Свежие цветы в комнате, серебряные кофейники и кувшинчики для сливок, булочки «дораш фэйсак», чрезмерно большой торт «Добуш», пирожные «Риго Янчи», дождь за окнами, из единственного просвета в темном небе спускается луч солнца на улицу Ваци, озаряя мрачные трущобы Поля Ангелов.

Мадам Эскимофф была бледна и напряжена.
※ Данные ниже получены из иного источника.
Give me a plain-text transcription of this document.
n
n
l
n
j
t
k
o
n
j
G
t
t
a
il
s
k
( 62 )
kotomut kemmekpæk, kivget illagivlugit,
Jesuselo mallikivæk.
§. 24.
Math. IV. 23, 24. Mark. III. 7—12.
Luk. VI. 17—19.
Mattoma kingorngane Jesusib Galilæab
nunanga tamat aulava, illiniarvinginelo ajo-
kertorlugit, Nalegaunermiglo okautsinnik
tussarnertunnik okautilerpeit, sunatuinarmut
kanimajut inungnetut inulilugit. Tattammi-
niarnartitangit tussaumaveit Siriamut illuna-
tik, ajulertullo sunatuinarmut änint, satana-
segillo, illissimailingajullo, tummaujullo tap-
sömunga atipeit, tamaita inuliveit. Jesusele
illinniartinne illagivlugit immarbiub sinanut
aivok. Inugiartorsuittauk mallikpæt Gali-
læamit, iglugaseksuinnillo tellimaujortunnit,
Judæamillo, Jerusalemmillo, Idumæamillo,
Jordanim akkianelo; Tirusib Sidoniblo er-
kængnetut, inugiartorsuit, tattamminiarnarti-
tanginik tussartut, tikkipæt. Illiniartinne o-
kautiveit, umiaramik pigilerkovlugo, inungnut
Лайош Галаш, один из местных медиумов, уснул в ванне и проспал там три дня. Лайнела Своума редко можно было увидеть не возле телефона, он что-то бормотал, с тревогой глядя на окружающих, или внимательно слушал расписание телефонных передач, на которое был подписан отель и которое было доступно всем гостям —  слушал отчеты фондовой биржи, результаты спортивных соревнований, оперные арии, сообщения, которые нельзя называть...

— Почему бы эту чертову штуковину просто не пришить хирургическим путем к твоему уху! — возопил Коген.

 — Есть идея получше, — ответил Своум, в этот момент пытаясь каким-то более чем равнодушным образом засунуть устройство в анус Когена, несмотря на наличие брюк.

   Все потеряли терпение, пререкались даже молча...

 —   Словно с помощью телепатии, — весело предположил Рэтти.

— Нет. Они все говорили вслух. Телепатия в этих условиях была бы невозможна.

После разговора со стариной Рэтти к Яшмин, кажется, вернулось присутствие духа.